A friend and I were talking about a nightmare scenario in the ACC.
A Maryland team with a 4-4 record could conceivably win the Atlantic Division and take a 5-7 overall mark to the title game.
Let’s say that plays out and then they get lucky on that first Saturday in December. You could have a 6-7 team overall win the ACC and have the rights to a BCS bowl bid.
The Terps went 1-3 against their non-conference schedule, barely earning their lone win in that stretch with an overtime win over FCS member James Madison.
They bowed-up and beat Clemson a couple of weeks ago. They lost to Wake over the weekend but they play Virginia at home this week. The Cavs are improved but beatable. Among their remaining games they play at Duke and at N.C. State, each could go either way, and also get Boston College at home.
With the others in the division looking vulnerable it’s a safe bet that a 5-3 conference record could win the title. However, who knows? Wake Forest could be one Riley Skinner injury away from being an entirely different team. Clemson has shown an inability to be consistent on offense and could enter a free fall if it loses to Wake this weekend. Boston College has a 4-2 overall record that includes wins against Northeastern and Kent and the Eagles have also struggled on offense. N.C. State and Florida State have yet to win a conference game and each has defensive issues. So, anything’s possible.
What this speaks to is the larger point: What happened to the mega-ACC everyone envisioned when the league expanded to 12 teams in 2005?
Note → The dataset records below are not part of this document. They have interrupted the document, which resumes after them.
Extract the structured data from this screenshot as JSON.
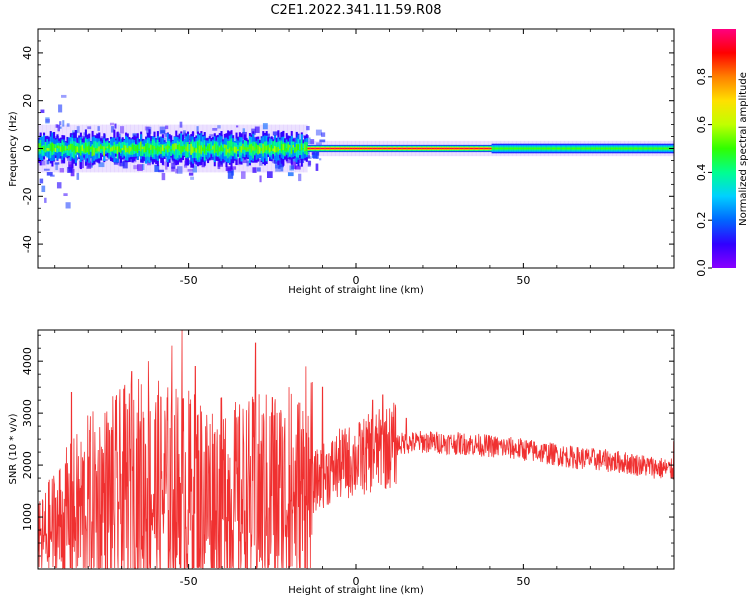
{
  "title": "C2E1.2022.341.11.59.R08",
  "chart_data": [
    {
      "type": "heatmap",
      "xlabel": "Height of straight line (km)",
      "ylabel": "Frequency (Hz)",
      "xlim": [
        -95,
        95
      ],
      "ylim": [
        -50,
        50
      ],
      "xticks": [
        -50,
        0,
        50
      ],
      "yticks": [
        -40,
        -20,
        0,
        20,
        40
      ],
      "colorbar": {
        "label": "Normalized spectral amplitude",
        "range": [
          0,
          1
        ],
        "ticks": [
          0.0,
          0.2,
          0.4,
          0.6,
          0.8
        ],
        "tick_labels": [
          "0.0",
          "0.2",
          "0.4",
          "0.6",
          "0.8"
        ],
        "colormap_stops": [
          "#8a00ff",
          "#3000ff",
          "#0066ff",
          "#00d0ff",
          "#00ff90",
          "#30ff00",
          "#c0ff00",
          "#ffe000",
          "#ff8000",
          "#ff0000",
          "#ff0080"
        ]
      },
      "description_of_signal": {
        "band_center_hz": 0,
        "regions": [
          {
            "x_range": [
              -95,
              -15
            ],
            "spread_hz": 5,
            "peak_amplitude": 0.6,
            "pattern": "noisy"
          },
          {
            "x_range": [
              -15,
              40
            ],
            "spread_hz": 1.5,
            "peak_amplitude": 0.95,
            "pattern": "narrow"
          },
          {
            "x_range": [
              40,
              95
            ],
            "spread_hz": 2,
            "peak_amplitude": 0.55,
            "pattern": "steady"
          }
        ]
      }
    },
    {
      "type": "line",
      "xlabel": "Height of straight line (km)",
      "ylabel": "SNR (10 * v/v)",
      "xlim": [
        -95,
        95
      ],
      "ylim": [
        0,
        4600
      ],
      "xticks": [
        -50,
        0,
        50
      ],
      "yticks": [
        1000,
        2000,
        3000,
        4000
      ],
      "color": "#f03030",
      "envelope": [
        {
          "x": -95,
          "y": 500
        },
        {
          "x": -90,
          "y": 800
        },
        {
          "x": -80,
          "y": 1200
        },
        {
          "x": -65,
          "y": 1500
        },
        {
          "x": -50,
          "y": 1400
        },
        {
          "x": -35,
          "y": 1300
        },
        {
          "x": -25,
          "y": 1400
        },
        {
          "x": -14,
          "y": 1400
        },
        {
          "x": -12,
          "y": 1700
        },
        {
          "x": -5,
          "y": 2000
        },
        {
          "x": 0,
          "y": 2100
        },
        {
          "x": 5,
          "y": 2250
        },
        {
          "x": 12,
          "y": 2400
        },
        {
          "x": 20,
          "y": 2450
        },
        {
          "x": 35,
          "y": 2400
        },
        {
          "x": 50,
          "y": 2300
        },
        {
          "x": 65,
          "y": 2150
        },
        {
          "x": 80,
          "y": 2050
        },
        {
          "x": 95,
          "y": 1900
        }
      ],
      "peaks": [
        {
          "x": -85,
          "y": 3400
        },
        {
          "x": -67,
          "y": 3800
        },
        {
          "x": -62,
          "y": 4000
        },
        {
          "x": -55,
          "y": 4300
        },
        {
          "x": -52,
          "y": 4600
        },
        {
          "x": -48,
          "y": 3900
        },
        {
          "x": -39,
          "y": 2900
        },
        {
          "x": -30,
          "y": 4350
        },
        {
          "x": -25,
          "y": 3300
        },
        {
          "x": -20,
          "y": 3500
        },
        {
          "x": -15,
          "y": 3900
        },
        {
          "x": -10,
          "y": 3500
        },
        {
          "x": 5,
          "y": 3250
        },
        {
          "x": 8,
          "y": 3350
        },
        {
          "x": 15,
          "y": 2900
        },
        {
          "x": 95,
          "y": 2450
        }
      ]
    }
  ]
}
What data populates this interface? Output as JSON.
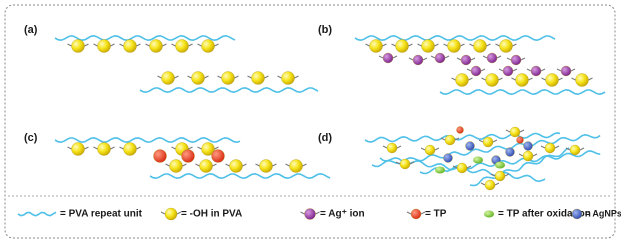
{
  "panels": [
    {
      "label": "(a)"
    },
    {
      "label": "(b)"
    },
    {
      "label": "(c)"
    },
    {
      "label": "(d)"
    }
  ],
  "legend": [
    {
      "label": "= PVA repeat unit"
    },
    {
      "label": "= -OH in PVA"
    },
    {
      "label": "= Ag⁺ ion"
    },
    {
      "label": "= TP"
    },
    {
      "label": "= TP after oxidation"
    },
    {
      "label": "= AgNPs"
    }
  ]
}
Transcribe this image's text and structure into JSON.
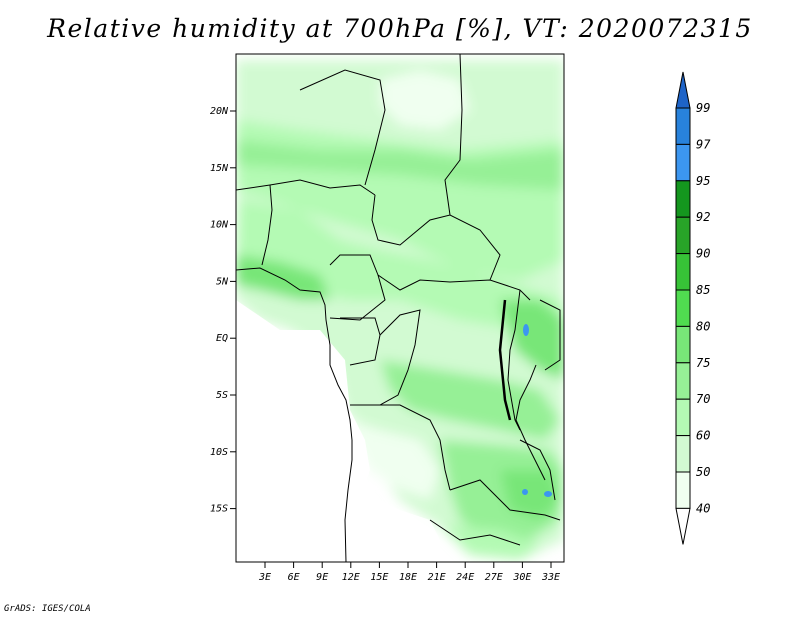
{
  "title": "Relative humidity at 700hPa [%], VT: 2020072315",
  "credit": "GrADS: IGES/COLA",
  "map": {
    "lat_labels": [
      "20N",
      "15N",
      "10N",
      "5N",
      "EQ",
      "5S",
      "10S",
      "15S"
    ],
    "lon_labels": [
      "3E",
      "6E",
      "9E",
      "12E",
      "15E",
      "18E",
      "21E",
      "24E",
      "27E",
      "30E",
      "33E"
    ]
  },
  "colorbar": {
    "levels": [
      "99",
      "97",
      "95",
      "92",
      "90",
      "85",
      "80",
      "75",
      "70",
      "60",
      "50",
      "40"
    ],
    "colors": [
      "#1e64c8",
      "#2882dc",
      "#3c96f0",
      "#14961e",
      "#28a428",
      "#37c337",
      "#50dc50",
      "#78e678",
      "#96f096",
      "#b4fab4",
      "#d2fad2",
      "#f0fff0"
    ]
  }
}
I’ve always been of the belief that as a football league it’s one that has such a diverse make-up of schools, one that was further pluralized by the addition of three teams located on different points along the east coast.
If you draw a circle around the top six teams in the other BCS conferences you’ll likely find many common traits. Each is similar as a school with similar enrollments and commitments to football. They generally have a heavy recruiting presence in their respective states----likely carrying that state’s name----and each go to a far away hot bed for talent (Florida, Texas, California) with relatively even results.
But in the ACC, your four conference road trips can take you to four stadiums that are different in size by the tens of thousands. You can play a state school one week, a private school the next, a school that cares more about basketball that football the following week, and one that cares about hockey as much as anything else along the way, too.
Some ACC schools have success recruiting in the state of Florida. Many don’t even venture there with any great effort.
Is this the primary reason that the league currently is in grave jeopardy of not even coming close to having enough teams even reach .500 overall to fulfill its nine bowl slots for the season? Probably not.
However, it’s likely a contributing factor that those in the league’s front office will have to ponder.